Alice est employée pour se faire passer pour des personnages virtuels, s’adaptant aux exigences de ses interlocteur·ices. Elle raconte « l’arnaque financière » aussi bien que « sentimentale ». Judith Chetrit les a rencontrées toutes les deux.
En Inde, de nombreux influenceurs ont assis leur popularité en ligne en proposant des prévisions météorologiques ultra-localisées, nous raconte Rest of World. Kirthiga Murugesan est une doctorante à l’Indian Institute of Technology et partage dans un groupe WhatsApp ses observations avec des agriculteurs des alentours de Tirunelveli dans le Tamil Nadu.
Un autre étudiant, Biswajit Sahoo, utilise X (anciennement Twitter) et YouTube pour partager ses analyses, consultant les données indiennes, mais également celles des pays voisins, comme le Bangladesh ou la Thaïlande, pour les consolider.
Hyperlocal weather forecasters are now influencers in India, Raksha Kumar, Rest of world, 11 septembre
Un dernier pour la route
Récemment sur X (anciennement Twitter), une interview croisée entre plusieurs acteurs dont Vincent Lindon a été largement partagée.

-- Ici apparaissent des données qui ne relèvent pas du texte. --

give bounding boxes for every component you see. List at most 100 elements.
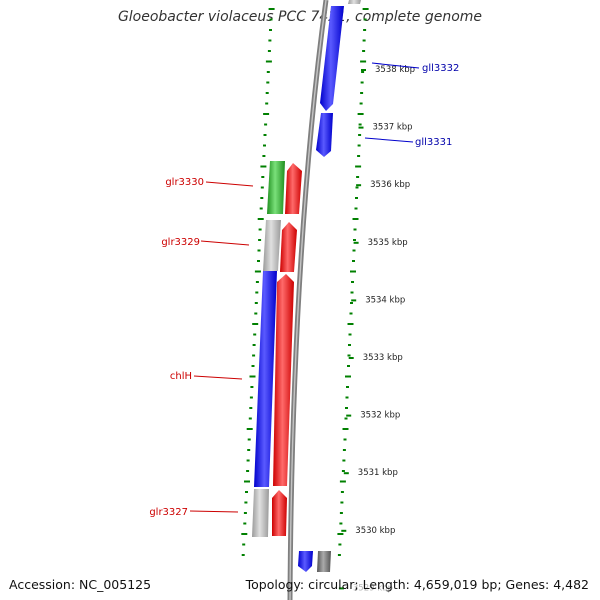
left-tick-mark: [254, 302, 258, 304]
left-tick-mark: [269, 29, 272, 31]
left-tick-mark: [246, 459, 250, 462]
kbp-label: 3533 kbp: [363, 353, 403, 363]
left-tick-mark: [266, 81, 270, 84]
gene-glr3329[interactable]: [280, 222, 297, 272]
gene-gll3331[interactable]: [316, 113, 333, 157]
right-tick-mark: [351, 281, 354, 283]
right-tick-mark: [357, 155, 361, 157]
left-tick-mark: [244, 501, 248, 504]
label-glr3329: glr3329: [161, 237, 200, 248]
left-tick-mark: [257, 249, 261, 252]
right-tick-mark: [345, 396, 349, 399]
right-tick-mark: [347, 354, 351, 357]
left-tick-mark: [269, 18, 273, 21]
left-tick-mark: [263, 144, 266, 147]
left-tick-mark: [254, 312, 258, 315]
right-tick-mark: [343, 438, 347, 441]
cog-bar-chlH: [254, 271, 277, 487]
right-tick-mark: [362, 39, 366, 42]
right-tick-mark: [357, 144, 361, 147]
left-tick-mark: [252, 354, 256, 357]
gene-chlH[interactable]: [273, 274, 294, 486]
right-tick-mark: [344, 417, 348, 420]
map-title: Gloeobacter violaceus PCC 7421, complete…: [117, 9, 483, 25]
left-tick-mark: [267, 50, 271, 52]
label-chlH: chlH: [170, 371, 192, 382]
label-gll3332: gll3332: [422, 63, 459, 74]
kbp-tick: [338, 587, 344, 590]
right-tick-mark: [360, 60, 367, 63]
left-tick-mark: [260, 186, 264, 189]
leader-glr3329: [200, 240, 250, 246]
right-tick-mark: [341, 470, 345, 472]
right-tick-mark: [339, 522, 343, 525]
right-tick-mark: [356, 176, 360, 178]
right-tick-mark: [360, 81, 364, 84]
right-tick-mark: [350, 270, 356, 273]
left-tick-mark: [247, 449, 251, 451]
gene-top-gray: [348, 0, 361, 4]
left-tick-mark: [264, 123, 268, 126]
right-tick-mark: [349, 312, 353, 315]
right-tick-mark: [350, 302, 353, 304]
kbp-tick: [361, 69, 366, 71]
right-tick-mark: [357, 113, 364, 115]
right-tick-mark: [342, 428, 349, 430]
right-tick-mark: [342, 449, 346, 451]
left-tick-mark: [259, 207, 263, 210]
right-tick-mark: [363, 29, 367, 31]
left-tick-mark: [246, 470, 250, 472]
left-tick-mark: [257, 260, 260, 262]
kbp-label: 3534 kbp: [365, 295, 405, 305]
left-tick-mark: [257, 218, 264, 220]
right-tick-mark: [345, 375, 351, 378]
left-tick-mark: [241, 554, 245, 556]
cog-bar-glr3327: [252, 489, 269, 537]
kbp-tick: [351, 299, 357, 302]
right-tick-mark: [347, 365, 350, 367]
accession-text: Accession: NC_005125: [9, 577, 152, 592]
left-tick-mark: [252, 323, 259, 325]
leader-gll3331: [364, 137, 414, 143]
kbp-label: 3535 kbp: [368, 238, 408, 248]
right-tick-mark: [358, 134, 362, 136]
gene-glr3330[interactable]: [285, 163, 302, 214]
right-tick-mark: [346, 386, 349, 388]
right-tick-mark: [362, 8, 369, 10]
kbp-tick: [353, 241, 359, 244]
left-tick-mark: [242, 543, 246, 546]
right-tick-mark: [355, 165, 362, 168]
right-tick-mark: [340, 501, 344, 504]
kbp-label: 3532 kbp: [360, 411, 400, 421]
left-tick-mark: [241, 533, 248, 535]
left-tick-mark: [253, 333, 257, 336]
right-tick-mark: [355, 186, 359, 189]
left-tick-mark: [260, 165, 267, 168]
right-tick-mark: [363, 18, 367, 21]
right-tick-mark: [352, 249, 356, 252]
right-tick-mark: [337, 533, 344, 535]
leader-chlH: [193, 375, 243, 380]
cog-bar-glr3329: [263, 220, 281, 271]
left-tick-mark: [243, 512, 247, 514]
right-tick-mark: [353, 239, 356, 241]
kbp-tick: [343, 472, 349, 475]
left-tick-mark: [265, 92, 269, 94]
gene-glr3327[interactable]: [272, 490, 287, 536]
right-tick-mark: [340, 491, 344, 493]
left-tick-mark: [250, 386, 254, 388]
left-tick-mark: [247, 438, 251, 441]
kbp-tick: [348, 357, 354, 359]
gene-bottom-dark: [317, 551, 331, 572]
left-tick-mark: [268, 8, 275, 10]
kbp-label: 3531 kbp: [358, 468, 398, 478]
kbp-label: 3536 kbp: [370, 180, 410, 190]
right-tick-mark: [353, 228, 357, 231]
left-tick-mark: [263, 113, 270, 115]
genome-summary-text: Topology: circular; Length: 4,659,019 bp…: [245, 577, 589, 592]
kbp-tick: [358, 126, 364, 129]
label-glr3330: glr3330: [165, 177, 204, 188]
kbp-label: 3529 kbp: [353, 583, 393, 593]
right-tick-mark: [362, 50, 366, 52]
gene-gll3332[interactable]: [320, 6, 344, 111]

Elle a inspiré à l’utilisateur luckiflupke une métaphore parlante pour rappeler l’ascendance célèbre de l’acteur.
« Ça me fume l'interview où Lindon dit qu'il a fait le choix de ne pas être riche grâce au ciné en refusant plein de films alors qu'il a trois générations de parents en bleu avant lui sur Wikipédia. »
Sur Wikipédia, les liens bleus redirigent vers des notices existantes – et donc des pages remplissant les critères d’admissibilité draconiens.